Some aspects of the proposals outlined in JAMA were met with skepticism, particularly the idea that artificial intelligence is up to the task of shearing months or years from the painstaking work of examining applications that companies submit when seeking approval for a drug or high-risk medical device.
“I don’t want to be dismissive of speeding reviews at the F.D.A.,” said Stephen Holland, a lawyer who formerly advised the House Committee on Energy and Commerce on health care. “I think that there is great potential here, but I’m not seeing the beef yet.”
A major A.I. rollout closely follows the release of a report by Mr. Kennedy’s MAHA Commission, which uses an acronym for Make America Healthy Again, that was found to be rife with references to scientific research apparently fabricated by an artificial intelligence program.
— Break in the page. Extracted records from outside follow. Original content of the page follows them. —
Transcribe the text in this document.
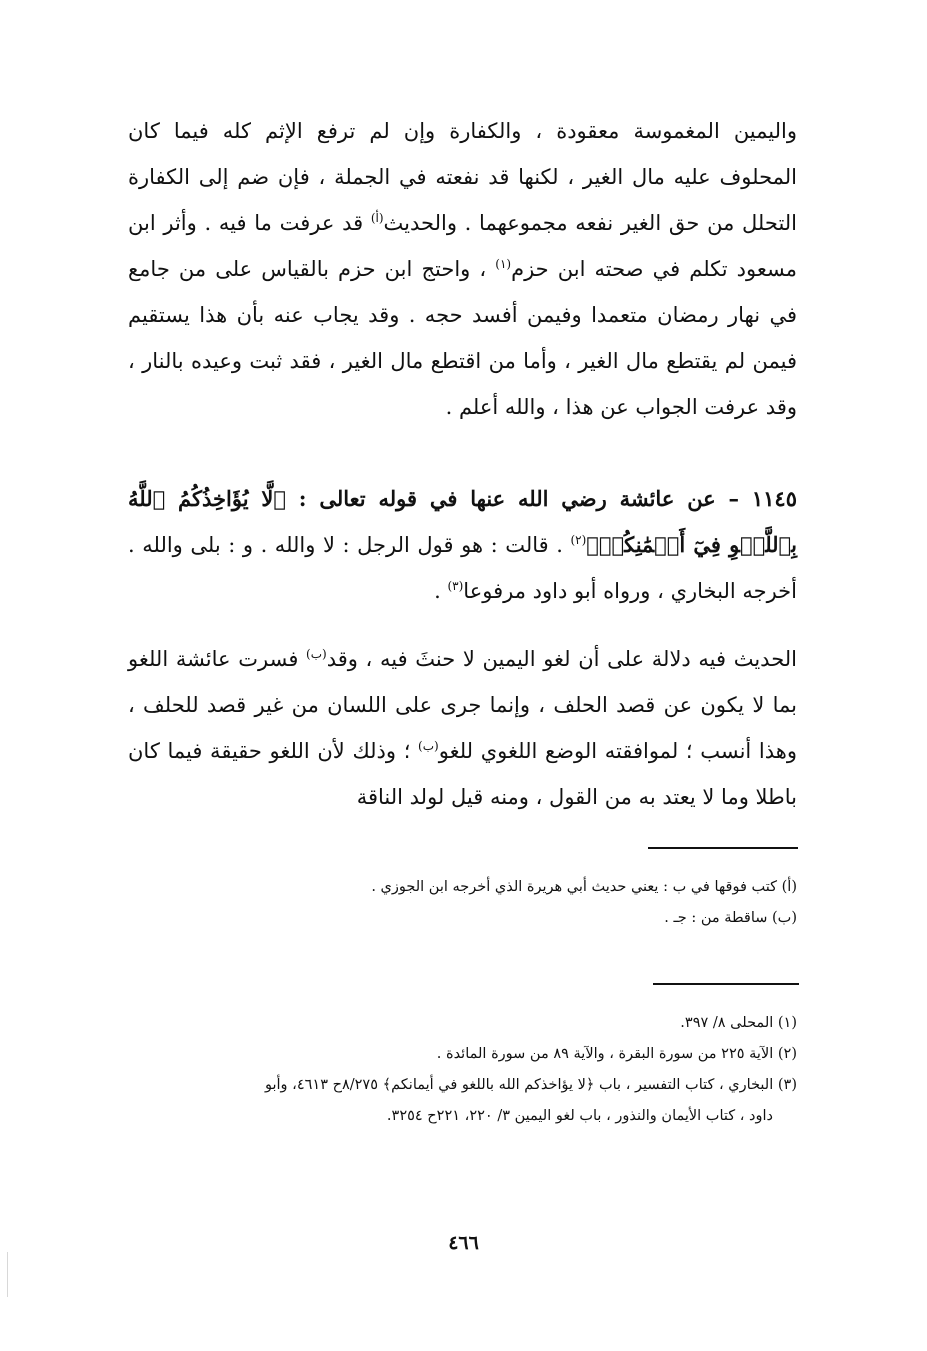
واليمين المغموسة معقودة ، والكفارة وإن لم ترفع الإثم كله فيما كان المحلوف عليه مال الغير ، لكنها قد نفعته في الجملة ، فإن ضم إلى الكفارة التحلل من حق الغير نفعه مجموعهما . والحديث$^{(أ)}$ قد عرفت ما فيه . وأثر ابن مسعود تكلم في صحته ابن حزم$^{(١)}$ ، واحتج ابن حزم بالقياس على من جامع في نهار رمضان متعمدا وفيمن أفسد حجه . وقد يجاب عنه بأن هذا يستقيم فيمن لم يقتطع مال الغير ، وأما من اقتطع مال الغير ، فقد ثبت وعيده بالنار ، وقد عرفت الجواب عن هذا ، والله أعلم .
١١٤٥ – عن عائشة رضي الله عنها في قوله تعالى : ﴿لَّا يُؤَاخِذُكُمُ ٱللَّهُ بِٱللَّغۡوِ فِيٓ أَيۡمَٰنِكُمۡ﴾$^{(٢)}$ . قالت : هو قول الرجل : لا والله . و : بلى والله . أخرجه البخاري ، ورواه أبو داود مرفوعا$^{(٣)}$ .
الحديث فيه دلالة على أن لغو اليمين لا حنثَ فيه ، وقد$^{(ب)}$ فسرت عائشة اللغو بما لا يكون عن قصد الحلف ، وإنما جرى على اللسان من غير قصد للحلف ، وهذا أنسب ؛ لموافقته الوضع اللغوي للغو$^{(ب)}$ ؛ وذلك لأن اللغو حقيقة فيما كان باطلا وما لا يعتد به من القول ، ومنه قيل لولد الناقة
(أ) كتب فوقها في ب : يعني حديث أبي هريرة الذي أخرجه ابن الجوزي .
(ب) ساقطة من : جـ .
(١) المحلى ٨/ ٣٩٧.
(٢) الآية ٢٢٥ من سورة البقرة ، والآية ٨٩ من سورة المائدة .
(٣) البخاري ، كتاب التفسير ، باب ﴿لا يؤاخذكم الله باللغو في أيمانكم﴾ ٨/٢٧٥ح ٤٦١٣، وأبو
داود ، كتاب الأيمان والنذور ، باب لغو اليمين ٣/ ٢٢٠، ٢٢١ح ٣٢٥٤.
٤٦٦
For some cases, the F.D.A. officials proposed speeding major drug approvals by requiring only one major study in patients rather than two, a practice the agency has used in recent years. The pandemic provided a precedent, they said, for accelerating the process.
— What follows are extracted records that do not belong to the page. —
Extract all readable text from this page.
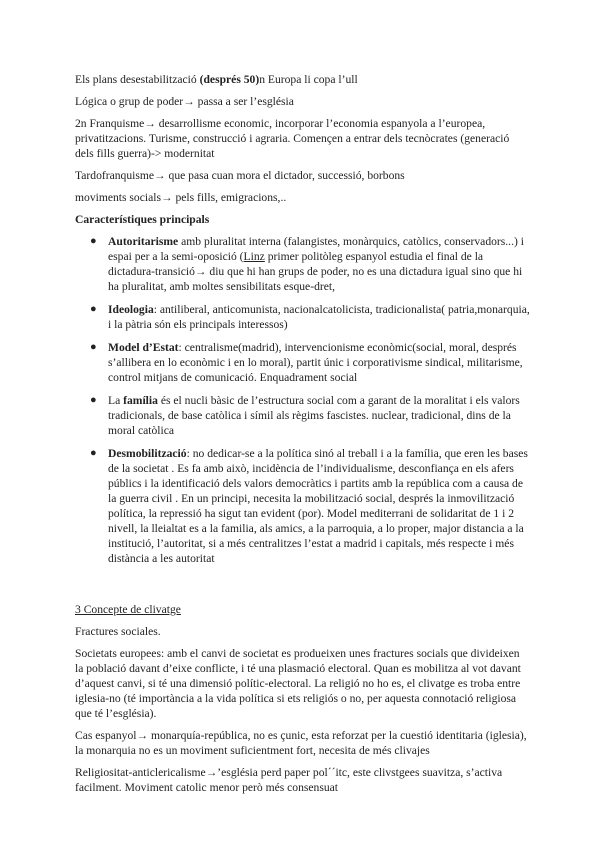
Els plans desestabilització (després 50)n Europa li copa l’ull

Lógica o grup de poder→ passa a ser l’església

2n Franquisme→ desarrollisme economic, incorporar l’economia espanyola a l’europea, privatitzacions. Turisme, construcció i agraria. Començen a entrar dels tecnòcrates (generació dels fills guerra)-> modernitat

Tardofranquisme→ que pasa cuan mora el dictador, successió, borbons

moviments socials→ pels fills, emigracions,..

Característiques principals
● Autoritarisme amb pluralitat interna (falangistes, monàrquics, catòlics, conservadors...) i espai per a la semi-oposició (Linz primer politòleg espanyol estudia el final de la dictadura-transició→ diu que hi han grups de poder, no es una dictadura igual sino que hi ha pluralitat, amb moltes sensibilitats esque-dret,
● Ideologia: antiliberal, anticomunista, nacionalcatolicista, tradicionalista( patria,monarquia, i la pàtria són els principals interessos)
● Model d’Estat: centralisme(madrid), intervencionisme econòmic(social, moral, després s’allibera en lo econòmic i en lo moral), partit únic i corporativisme sindical, militarisme, control mitjans de comunicació. Enquadrament social
● La família és el nucli bàsic de l’estructura social com a garant de la moralitat i els valors tradicionals, de base catòlica i símil als règims fascistes. nuclear, tradicional, dins de la moral catòlica
● Desmobilització: no dedicar-se a la política sinó al treball i a la família, que eren les bases de la societat . Es fa amb això, incidència de l’individualisme, desconfiança en els afers públics i la identificació dels valors democràtics i partits amb la república com a causa de la guerra civil . En un principi, necesita la mobilització social, després la inmovilització política, la repressió ha sigut tan evident (por). Model mediterrani de solidaritat de 1 i 2 nivell, la lleialtat es a la familia, als amics, a la parroquia, a lo proper, major distancia a la institució, l’autoritat, si a més centralitzes l’estat a madrid i capitals, més respecte i més distància a les autoritat

3 Concepte de clivatge

Fractures sociales.

Societats europees: amb el canvi de societat es produeixen unes fractures socials que divideixen la població davant d’eixe conflicte, i té una plasmació electoral. Quan es mobilitza al vot davant d’aquest canvi, si té una dimensió polític-electoral. La religió no ho es, el clivatge es troba entre iglesia-no (té importància a la vida política si ets religiós o no, per aquesta connotació religiosa que té l’església).

Cas espanyol→ monarquía-república, no es çunic, esta reforzat per la cuestió identitaria (iglesia), la monarquia no es un moviment suficientment fort, necesita de més clivajes

Religiositat-anticlericalisme→’església perd paper pol´´itc, este clivstgees suavitza, s’activa facilment. Moviment catolic menor però més consensuat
“We believe this is clear demonstration that rapid or instant reviews are possible,” Drs. Makary and Prasad wrote.
But Mr. Holland pointed out that during the pandemic, many staff members were transferred from routine duties, including overseas inspections of food or drug facilities, and reassigned to hasten critical Covid product reviews.
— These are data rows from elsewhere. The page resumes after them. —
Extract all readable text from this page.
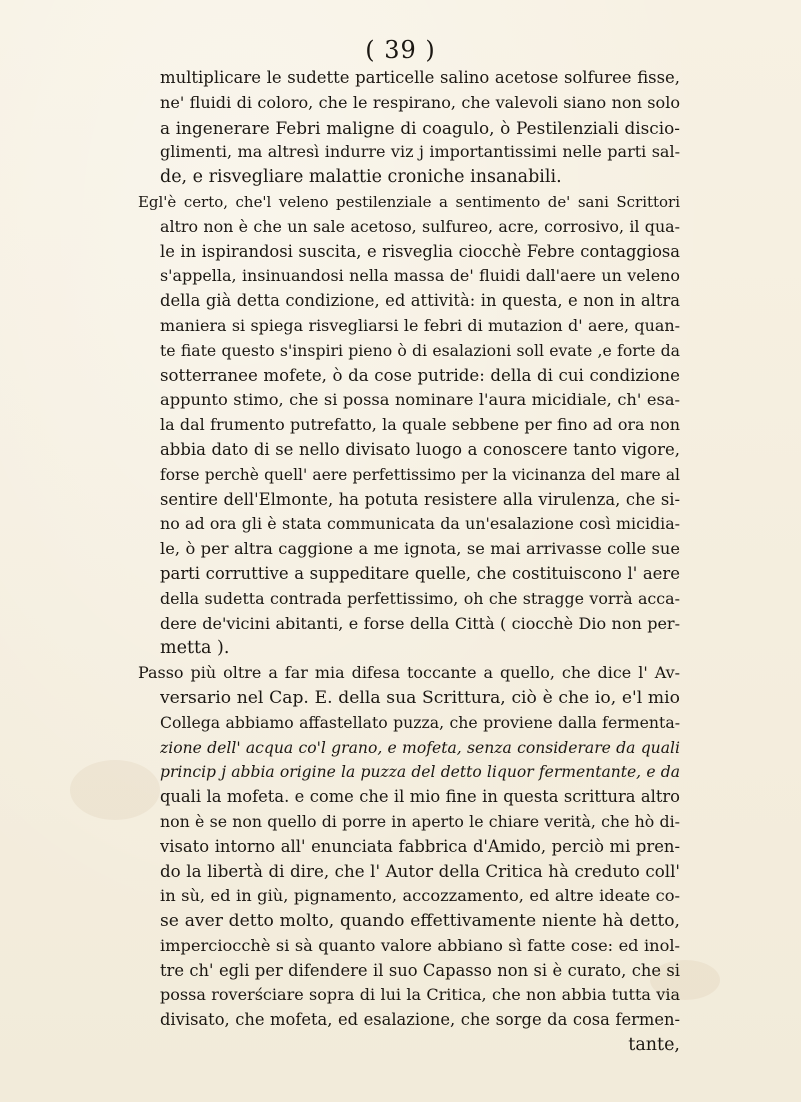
( 39 )
multiplicare le sudette particelle salino acetose solfuree fisse,
ne' fluidi di coloro, che le respirano, che valevoli siano non solo
a ingenerare Febri maligne di coagulo, ò Pestilenziali discio-
glimenti, ma altresì indurre viz j importantissimi nelle parti sal-
de, e risvegliare malattie croniche insanabili.
Egl'è certo, che'l veleno pestilenziale a sentimento de' sani Scrittori
altro non è che un sale acetoso, sulfureo, acre, corrosivo, il qua-
le in ispirandosi suscita, e risveglia ciocchè Febre contaggiosa
s'appella, insinuandosi nella massa de' fluidi dall'aere un veleno
della già detta condizione, ed attività: in questa, e non in altra
maniera si spiega risvegliarsi le febri di mutazion d' aere, quan-
te fiate questo s'inspiri pieno ò di esalazioni soll evate ,e forte da
sotterranee mofete, ò da cose putride: della di cui condizione
appunto stimo, che si possa nominare l'aura micidiale, ch' esa-
la dal frumento putrefatto, la quale sebbene per fino ad ora non
abbia dato di se nello divisato luogo a conoscere tanto vigore,
forse perchè quell' aere perfettissimo per la vicinanza del mare al
sentire dell'Elmonte, ha potuta resistere alla virulenza, che si-
no ad ora gli è stata communicata da un'esalazione così micidia-
le, ò per altra caggione a me ignota, se mai arrivasse colle sue
parti corruttive a suppeditare quelle, che costituiscono l' aere
della sudetta contrada perfettissimo, oh che stragge vorrà acca-
dere de'vicini abitanti, e forse della Città ( ciocchè Dio non per-
metta ).
Passo più oltre a far mia difesa toccante a quello, che dice l' Av-
versario nel Cap. E. della sua Scrittura, ciò è che io, e'l mio
Collega abbiamo affastellato puzza, che proviene dalla fermenta-
zione dell' acqua co'l grano, e mofeta, senza considerare da quali
princip j abbia origine la puzza del detto liquor fermentante, e da
quali la mofeta. e come che il mio fine in questa scrittura altro
non è se non quello di porre in aperto le chiare verità, che hò di-
visato intorno all' enunciata fabbrica d'Amido, perciò mi pren-
do la libertà di dire, che l' Autor della Critica hà creduto coll'
in sù, ed in giù, pignamento, accozzamento, ed altre ideate co-
se aver detto molto, quando effettivamente niente hà detto,
imperciocchè si sà quanto valore abbiano sì fatte cose: ed inol-
tre ch' egli per difendere il suo Capasso non si è curato, che si
possa roverściare sopra di lui la Critica, che non abbia tutta via
divisato, che mofeta, ed esalazione, che sorge da cosa fermen-
tante,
The agency was also better staffed. In recent months, the F.D.A. shed about 1,940 employees, reducing the work force to 8,000 from roughly 10,000.
Last week, the agency introduced Elsa, an artificial intelligence large-language model similar to ChatGPT. The F.D.A. said it could be used to prioritize which food or drug facilities to inspect, to describe side effects in drug safety summaries and to perform other basic product-review tasks. The F.D.A. officials wrote that A.I. held the promise to “radically increase efficiency” in examining as many as 500,000 pages submitted for approval decisions.
Current and former health officials said the A.I. tool was helpful but far from transformative. For one, the model limits the number of characters that can be reviewed, meaning it is unable to do some rote data analysis tasks. Its results must be checked carefully, so far saving little time.
Staff members said that the model was hallucinating, or producing false information. Employees can ask the Elsa model to summarize text or act as an expert in a particular field of medicine.
Dr. Makary said the A.I. models were not being trained by data submitted by the drug or medical device industry.
When it comes to food oversight, Drs. Makary and Prasad said there would be a renewed focus on “our increasingly chemically manipulated diet,” a goal embraced by Republicans and Democrats. “For all additives,” the article said, “the benefit-to-harm balance must be re-evaluated.”
Although the Trump administration is seeking steep cuts in the F.D.A.’s budget for the next fiscal year, the food division is expected to receive additional funds.
Others noted the fine line agency officials were walking, given Mr. Kennedy’s complaints that the F.D.A. is too close to the drug industry and the Trump administration’s business-friendly approach.
Drs. Makary and Prasad wrote that the F.D.A. must be “partners with industry” while avoiding “a cozy relationship that has characterized the agency in the past.”
Dr. Reshma Ramachandran, a director of the Yale Collaboration for Regulatory Rigor, Integrity and Transparency, pointed out that Drs. Makary and Prasad were going on a six-city, closed-door listening tour to meet with chief executives of the drug industry.
“How is this guarding the agency ‘against a cozy relationship’ with industry?” she asked. The F.D.A. priorities “read as though they’re straight out of PhRMA’s playbook,” she said, referring to the trade group.